In Euclidean Geometry, the concept of extreme and mean ratio is a fascinating property of dividing a line. Split a line so that the ratio of the entire line to the larger segment matches the ratio of the larger segment to the smaller segment. Think of a line

• AB as the whole line,
• AC as the larger segment, and
• CB as the smaller segment.

In this ratio, if line AB is divided at point C, with AC greater than CB, this forms a special proportion: \[\frac{AB}{AC} = \frac{AC}{CB}.\]
This can be rephrased into a quadratic relationship, leading to the derivation of the value of the golden ratio.
The extreme and mean ratio is more commonly known today because of its close relationship with the golden ratio, a proportion admired for its unique mathematical properties.

The golden ratio is an irrational number often symbolized as \( \phi \).
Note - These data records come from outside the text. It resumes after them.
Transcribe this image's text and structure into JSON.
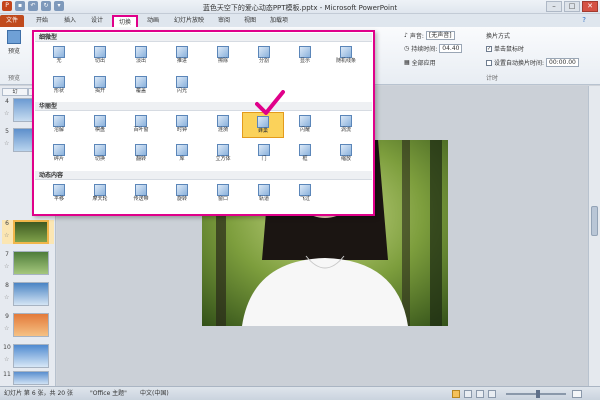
{
  "window": {
    "title": "蓝色天空下的爱心动态PPT模板.pptx - Microsoft PowerPoint",
    "minimize": "–",
    "maximize": "□",
    "close": "✕"
  },
  "tabs": [
    "文件",
    "开始",
    "插入",
    "设计",
    "切换",
    "动画",
    "幻灯片放映",
    "审阅",
    "视图",
    "加载项"
  ],
  "ribbon": {
    "preview_label": "预览",
    "preview_group": "预览",
    "sound_label": "声音:",
    "sound_value": "[无声音]",
    "duration_label": "持续时间:",
    "duration_value": "04.40",
    "apply_all": "全部应用",
    "advance_title": "换片方式",
    "on_click": "单击鼠标时",
    "after_label": "设置自动换片时间:",
    "after_value": "00:00.00",
    "group_timing": "计时"
  },
  "gallery": {
    "sections": [
      "细微型",
      "华丽型",
      "动态内容"
    ],
    "subtle": [
      "无",
      "切出",
      "淡出",
      "推进",
      "擦除",
      "分割",
      "显示",
      "随机线条",
      "形状",
      "揭开",
      "覆盖",
      "闪光"
    ],
    "exciting": [
      "溶解",
      "棋盘",
      "百叶窗",
      "时钟",
      "涟漪",
      "蜂巢",
      "闪耀",
      "涡流",
      "碎片",
      "切换",
      "翻转",
      "库",
      "立方体",
      "门",
      "框",
      "缩放"
    ],
    "dynamic": [
      "平移",
      "摩天轮",
      "传送带",
      "旋转",
      "窗口",
      "轨道",
      "飞过"
    ],
    "selected": "蜂巢"
  },
  "pane": {
    "tabs": [
      "幻",
      "大"
    ],
    "slides": [
      "4",
      "5",
      "6",
      "7",
      "8",
      "9",
      "10",
      "11"
    ],
    "active": "6"
  },
  "status": {
    "slide_info": "幻灯片 第 6 张，共 20 张",
    "theme": "\"Office 主题\"",
    "language": "中文(中国)"
  },
  "colors": {
    "accent": "#e0008a",
    "file_tab": "#c04a1c",
    "selected_item": "#fbd25a"
  }
}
It is approximately equal to 1.618 and is derived when a line is divided into two parts, \(x\) and \(y\), such that \[\frac{x+y}{x} = \frac{x}{y} = \phi.\]
This is the same ratio found when a line is cut in extreme and mean ratio. The golden ratio has been cherished for its aesthetic qualities. It appears in countless natural patterns, from sunflowers to spiral galaxies.
In art and architecture, it is believed to produce harmonious proportions. From the Parthenon to Leonardo da Vinci's "Vitruvian Man", many designs are thought to employ this ratio. The golden ratio isn't just a mathematical peculiarity; it's seen as a universal symbol of beauty.
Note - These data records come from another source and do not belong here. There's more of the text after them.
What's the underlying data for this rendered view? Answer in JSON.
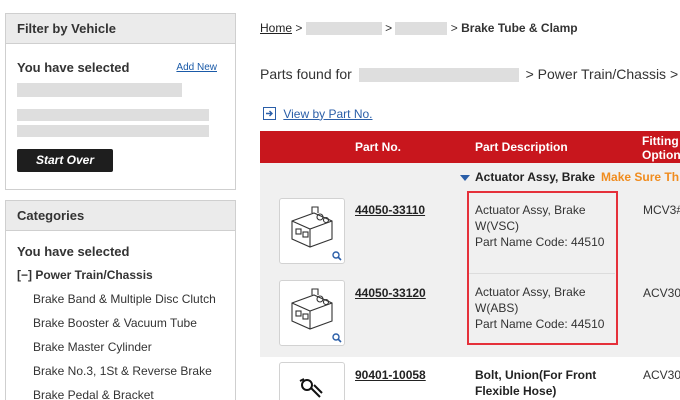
{
  "vehicle_filter": {
    "title": "Filter by Vehicle",
    "you_have_selected": "You have selected",
    "add_new": "Add New",
    "start_over": "Start Over"
  },
  "categories": {
    "title": "Categories",
    "you_have_selected": "You have selected",
    "root": "[−] Power Train/Chassis",
    "items": [
      "Brake Band & Multiple Disc Clutch",
      "Brake Booster & Vacuum Tube",
      "Brake Master Cylinder",
      "Brake No.3, 1St & Reverse Brake",
      "Brake Pedal & Bracket"
    ]
  },
  "breadcrumb": {
    "home": "Home",
    "sep": ">",
    "current": "Brake Tube & Clamp"
  },
  "parts_found": {
    "prefix": "Parts found for",
    "suffix": "> Power Train/Chassis >"
  },
  "view_by_part_no": "View by Part No.",
  "table": {
    "col_part_no": "Part No.",
    "col_description": "Part Description",
    "col_fitting_1": "Fitting",
    "col_fitting_2": "Option"
  },
  "group": {
    "title": "Actuator Assy, Brake",
    "message": "Make Sure Th"
  },
  "rows": [
    {
      "part_no": "44050-33110",
      "desc_line1": "Actuator Assy, Brake",
      "desc_line2": "W(VSC)",
      "desc_line3": "Part Name Code: 44510",
      "fitting": "MCV3#"
    },
    {
      "part_no": "44050-33120",
      "desc_line1": "Actuator Assy, Brake",
      "desc_line2": "W(ABS)",
      "desc_line3": "Part Name Code: 44510",
      "fitting": "ACV30"
    },
    {
      "part_no": "90401-10058",
      "desc_line1": "Bolt, Union(For Front",
      "desc_line2": "Flexible Hose)",
      "fitting": "ACV30"
    }
  ],
  "colors": {
    "table_header": "#c8161d",
    "link_blue": "#2a5ea8",
    "highlight_red": "#e5303a",
    "warning_orange": "#f08c1e"
  },
  "icons": [
    "zoom-icon",
    "arrow-right-box-icon",
    "triangle-down-icon",
    "part-thumbnail-image"
  ]
}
The Pythagorean Theorem is a central tenet of Euclidean Geometry. It describes the relationship between the sides of a right triangle. The theorem states that, for right triangles, squares of the two smaller sides (legs) equal the square of the largest side (hypotenuse).\[c^2 = a^2 + b^2\]
In the context of the exercise: if line AB is divided, and we analyze the sum of the squares of segments AC and CB, the Pythagorean Theorem is intertwined in showing relationships.The sum \((x+y)^2 + y^2\) is triple the square of the greater segment seen as\[3x^2.\]
Exploring the right combinations of segments helps affirm how Pythagorean ideas and extreme ratios intertwine geometrically. Understanding the Pythagorean Theorem in this way builds a bridge between classic geometry and aesthetic mathematical proportions.